ADDENDUM 12/30/12: Thinking a bit more about this post, I realized that something else was nagging at me about the argument that Shulevitz wants to build on her impeccable reporting. It seems to me it’s quite relevant to the theme here.
She’s quite correct in saying older parenthood is a vast “natural experiment” that the human race is conducting on itself. However, part of what makes that claim effective is narrative power: The announcement of a scary natural experiment rivets the attention and engenders some fear. However, the piece doesn’t mention (because it would weaken its rhetorical impact, I guess) that we have been engaged in vast natural experiments with fertility for two centuries. In other words, to be an effective piece of writing, it implies that we have existed in a state of natural balance and health, only now disturbing it. But the reality is that there is no logical reason to claim that today’s experiment is unique, or uniquely bad.

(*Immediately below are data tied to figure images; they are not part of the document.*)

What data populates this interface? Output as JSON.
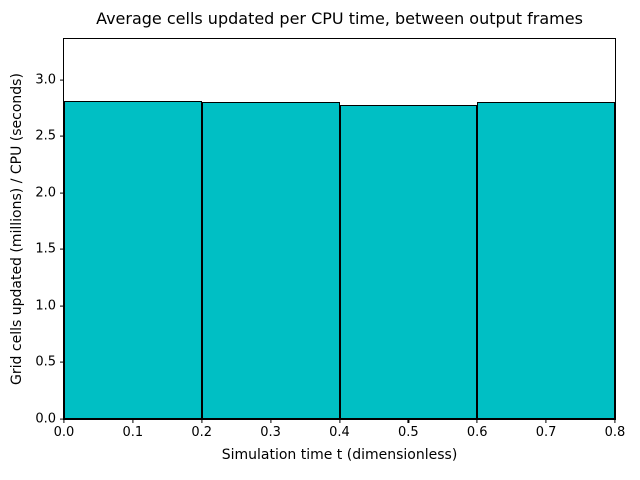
{
  "chart_data": {
    "type": "bar",
    "title": "Average cells updated per CPU time, between output frames",
    "xlabel": "Simulation time t (dimensionless)",
    "ylabel": "Grid cells updated (millions) / CPU (seconds)",
    "bars": [
      {
        "x_start": 0.0,
        "x_end": 0.2,
        "value": 2.81
      },
      {
        "x_start": 0.2,
        "x_end": 0.4,
        "value": 2.8
      },
      {
        "x_start": 0.4,
        "x_end": 0.6,
        "value": 2.78
      },
      {
        "x_start": 0.6,
        "x_end": 0.8,
        "value": 2.8
      }
    ],
    "xlim": [
      0.0,
      0.8
    ],
    "ylim": [
      0.0,
      3.36
    ],
    "x_ticks": [
      0.0,
      0.1,
      0.2,
      0.3,
      0.4,
      0.5,
      0.6,
      0.7,
      0.8
    ],
    "y_ticks": [
      0.0,
      0.5,
      1.0,
      1.5,
      2.0,
      2.5,
      3.0
    ],
    "tick_label_decimals": 1,
    "grid": false,
    "legend": null,
    "colors": {
      "bar_fill": "#00BFC4",
      "bar_edge": "#000000",
      "axis": "#000000",
      "background": "#ffffff",
      "text": "#000000"
    }
  }
}
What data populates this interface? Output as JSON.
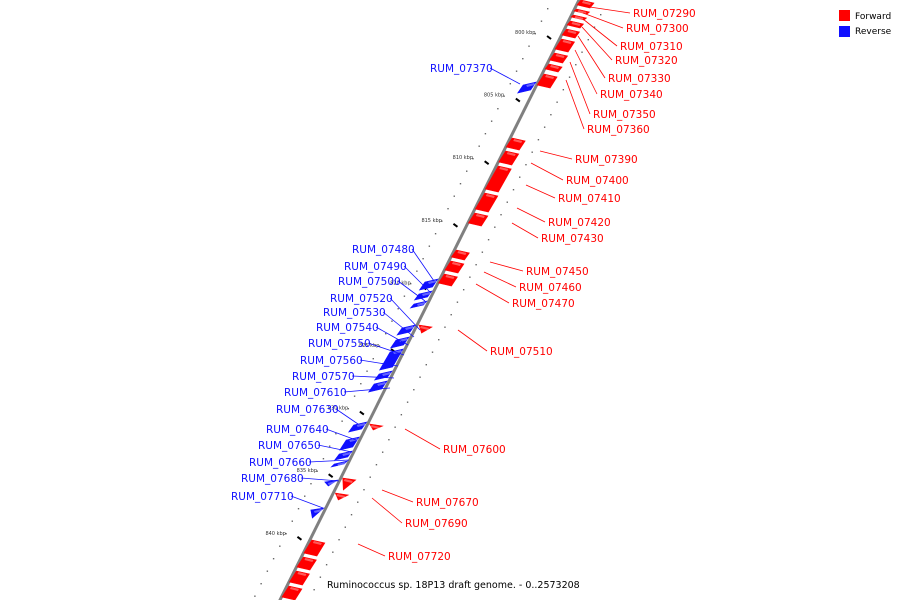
{
  "caption": "Ruminococcus sp. 18P13 draft genome. - 0..2573208",
  "colors": {
    "forward": "#ff0000",
    "reverse": "#1010ff",
    "backbone": "#808080"
  },
  "legend": [
    {
      "label": "Forward",
      "color": "#ff0000"
    },
    {
      "label": "Reverse",
      "color": "#1010ff"
    }
  ],
  "scale_ticks": [
    {
      "label": "800 kbp",
      "kbp": 800
    },
    {
      "label": "805 kbp",
      "kbp": 805
    },
    {
      "label": "810 kbp",
      "kbp": 810
    },
    {
      "label": "815 kbp",
      "kbp": 815
    },
    {
      "label": "820 kbp",
      "kbp": 820
    },
    {
      "label": "825 kbp",
      "kbp": 825
    },
    {
      "label": "830 kbp",
      "kbp": 830
    },
    {
      "label": "835 kbp",
      "kbp": 835
    },
    {
      "label": "840 kbp",
      "kbp": 840
    }
  ],
  "genes": [
    {
      "name": "RUM_07290",
      "strand": "forward"
    },
    {
      "name": "RUM_07300",
      "strand": "forward"
    },
    {
      "name": "RUM_07310",
      "strand": "forward"
    },
    {
      "name": "RUM_07320",
      "strand": "forward"
    },
    {
      "name": "RUM_07330",
      "strand": "forward"
    },
    {
      "name": "RUM_07340",
      "strand": "forward"
    },
    {
      "name": "RUM_07350",
      "strand": "forward"
    },
    {
      "name": "RUM_07360",
      "strand": "forward"
    },
    {
      "name": "RUM_07370",
      "strand": "reverse"
    },
    {
      "name": "RUM_07390",
      "strand": "forward"
    },
    {
      "name": "RUM_07400",
      "strand": "forward"
    },
    {
      "name": "RUM_07410",
      "strand": "forward"
    },
    {
      "name": "RUM_07420",
      "strand": "forward"
    },
    {
      "name": "RUM_07430",
      "strand": "forward"
    },
    {
      "name": "RUM_07450",
      "strand": "forward"
    },
    {
      "name": "RUM_07460",
      "strand": "forward"
    },
    {
      "name": "RUM_07470",
      "strand": "forward"
    },
    {
      "name": "RUM_07480",
      "strand": "reverse"
    },
    {
      "name": "RUM_07490",
      "strand": "reverse"
    },
    {
      "name": "RUM_07500",
      "strand": "reverse"
    },
    {
      "name": "RUM_07510",
      "strand": "forward"
    },
    {
      "name": "RUM_07520",
      "strand": "reverse"
    },
    {
      "name": "RUM_07530",
      "strand": "reverse"
    },
    {
      "name": "RUM_07540",
      "strand": "reverse"
    },
    {
      "name": "RUM_07550",
      "strand": "reverse"
    },
    {
      "name": "RUM_07560",
      "strand": "reverse"
    },
    {
      "name": "RUM_07570",
      "strand": "reverse"
    },
    {
      "name": "RUM_07600",
      "strand": "forward"
    },
    {
      "name": "RUM_07610",
      "strand": "reverse"
    },
    {
      "name": "RUM_07630",
      "strand": "reverse"
    },
    {
      "name": "RUM_07640",
      "strand": "reverse"
    },
    {
      "name": "RUM_07650",
      "strand": "reverse"
    },
    {
      "name": "RUM_07660",
      "strand": "reverse"
    },
    {
      "name": "RUM_07670",
      "strand": "forward"
    },
    {
      "name": "RUM_07680",
      "strand": "reverse"
    },
    {
      "name": "RUM_07690",
      "strand": "forward"
    },
    {
      "name": "RUM_07710",
      "strand": "reverse"
    },
    {
      "name": "RUM_07720",
      "strand": "forward"
    }
  ]
}
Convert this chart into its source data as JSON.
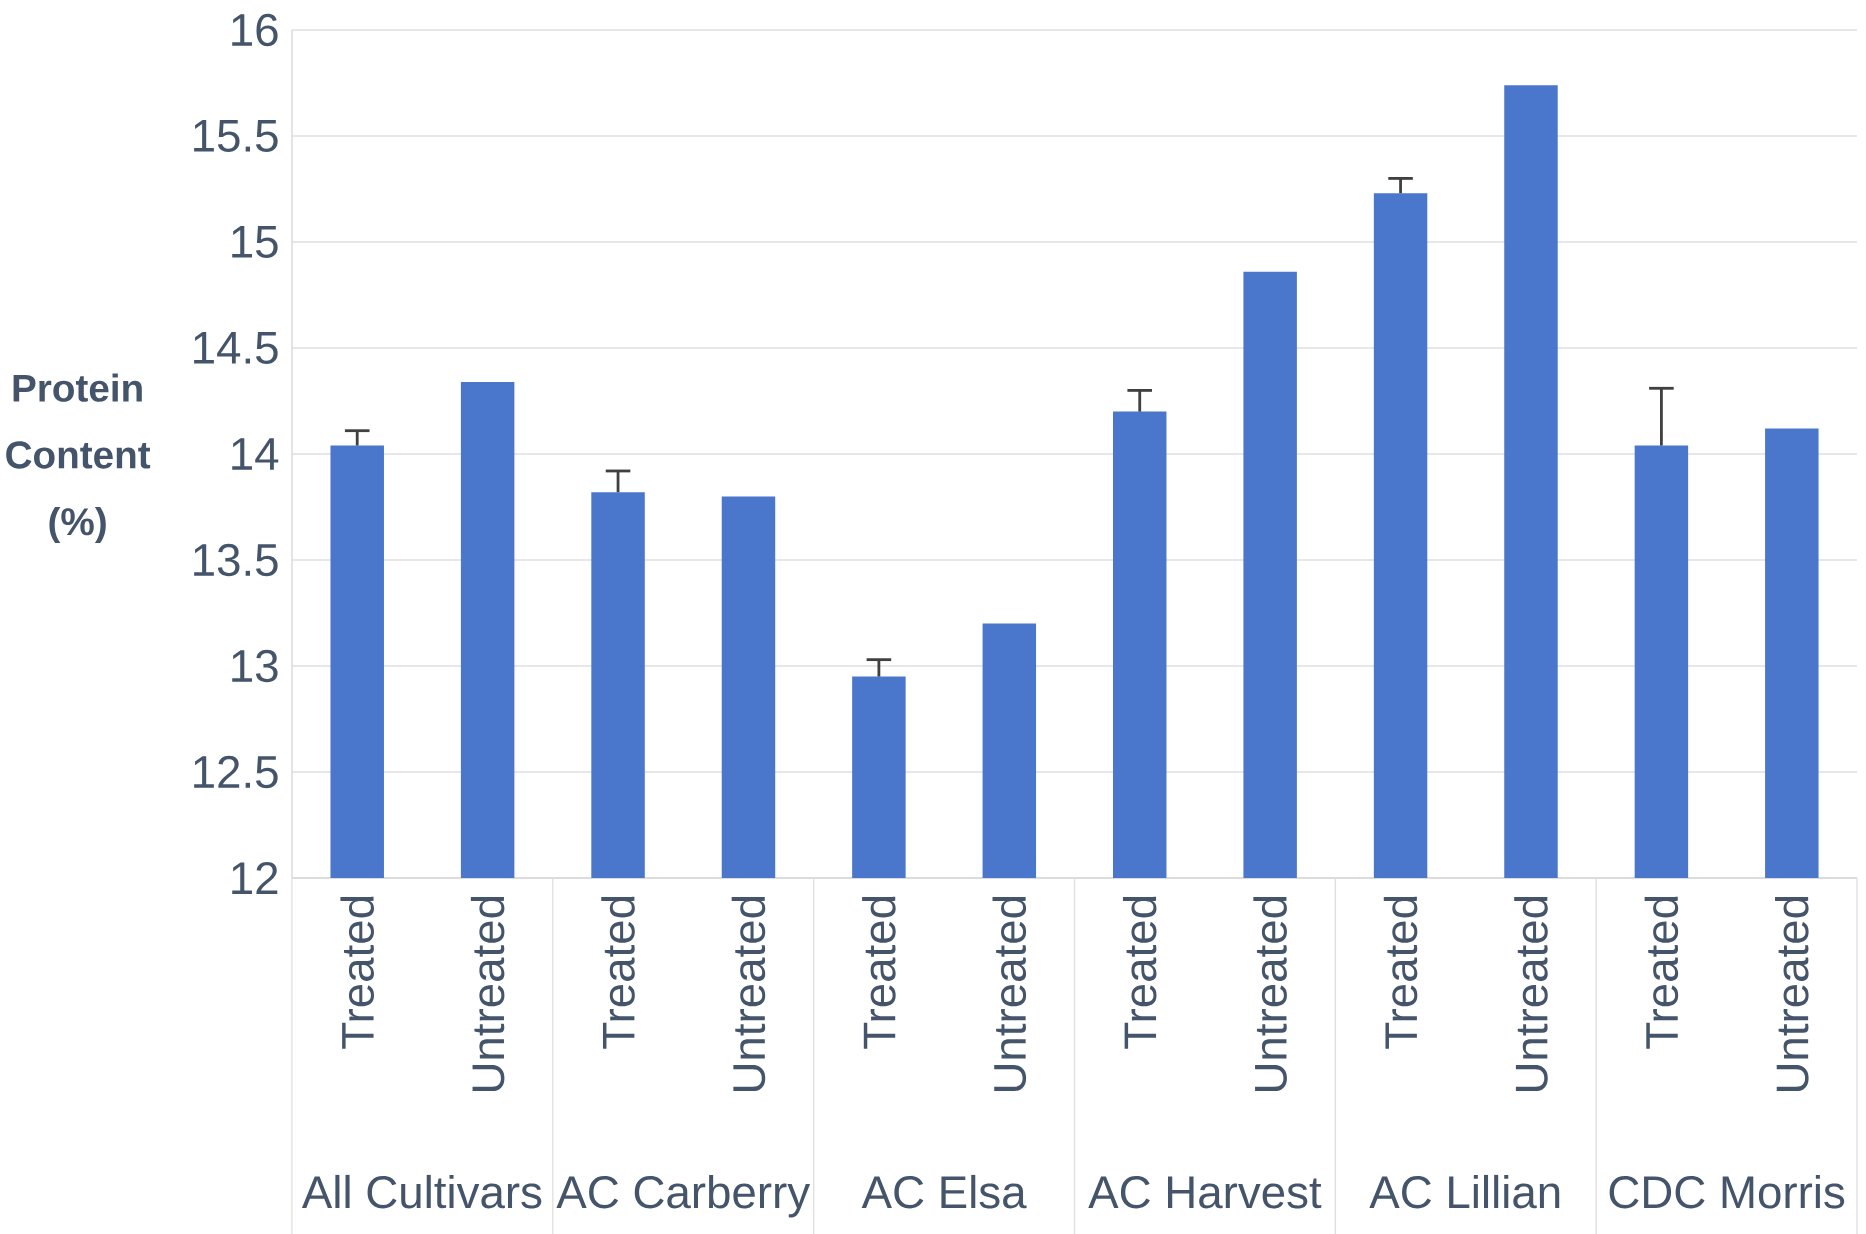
{
  "chart_data": {
    "type": "bar",
    "ylabel": "Protein Content (%)",
    "categories": [
      "Treated",
      "Untreated",
      "Treated",
      "Untreated",
      "Treated",
      "Untreated",
      "Treated",
      "Untreated",
      "Treated",
      "Untreated",
      "Treated",
      "Untreated"
    ],
    "values": [
      14.04,
      14.34,
      13.82,
      13.8,
      12.95,
      13.2,
      14.2,
      14.86,
      15.23,
      15.74,
      14.04,
      14.12
    ],
    "errors": [
      [
        14.04,
        14.11
      ],
      null,
      [
        13.82,
        13.92
      ],
      null,
      [
        12.95,
        13.03
      ],
      null,
      [
        14.2,
        14.3
      ],
      null,
      [
        15.23,
        15.3
      ],
      null,
      [
        14.04,
        14.31
      ],
      null
    ],
    "color": "#4a76cc",
    "annotations": [
      "All Cultivars",
      "AC Carberry",
      "AC Elsa",
      "AC Harvest",
      "AC Lillian",
      "CDC Morris"
    ],
    "ylim": [
      12,
      16
    ],
    "yticks": [
      12,
      12.5,
      13,
      13.5,
      14,
      14.5,
      15,
      15.5,
      16
    ],
    "grid": "y"
  }
}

What are some of these other natural experiments? Well, there was the one where much of the human population stopped being at the edge of starvation. And the one where major improvements in sanitation led to (a) parents seeing all their children live to adulthood and (b) adults commonly having one or more living parents and (c) millions living long enough to be active grandparents. Neither (a) nor (b) nor (c) would have seemed normal to most of our ancestors. (By the way, (a) is often cited as the prime driver of another great natural experiment, the plummeting rate of births-per-woman all over the world.)
Shulevitz says adults still need their parents and that children do better with sturdy grandparents, which (to my eye, anyway) implies that this is the human norm. That is narratively effective (“something is menacing the natural order of things”) but not supported by the evidence (which tells us that “normal” for much of human history was to live to perhaps 40 or 50, and see a good number of your infant offspring die. It’s factually wrong to suggest that we are, only now in the 21st century, deviating from the natural life-cycles of the species. But as a way of telling the story, it’s almost irresistible to a good writer.
Illustration: Medieval statistical thinking: Kings and clerics and peasants go up and down in life according to the spin of Fortune’s wheel.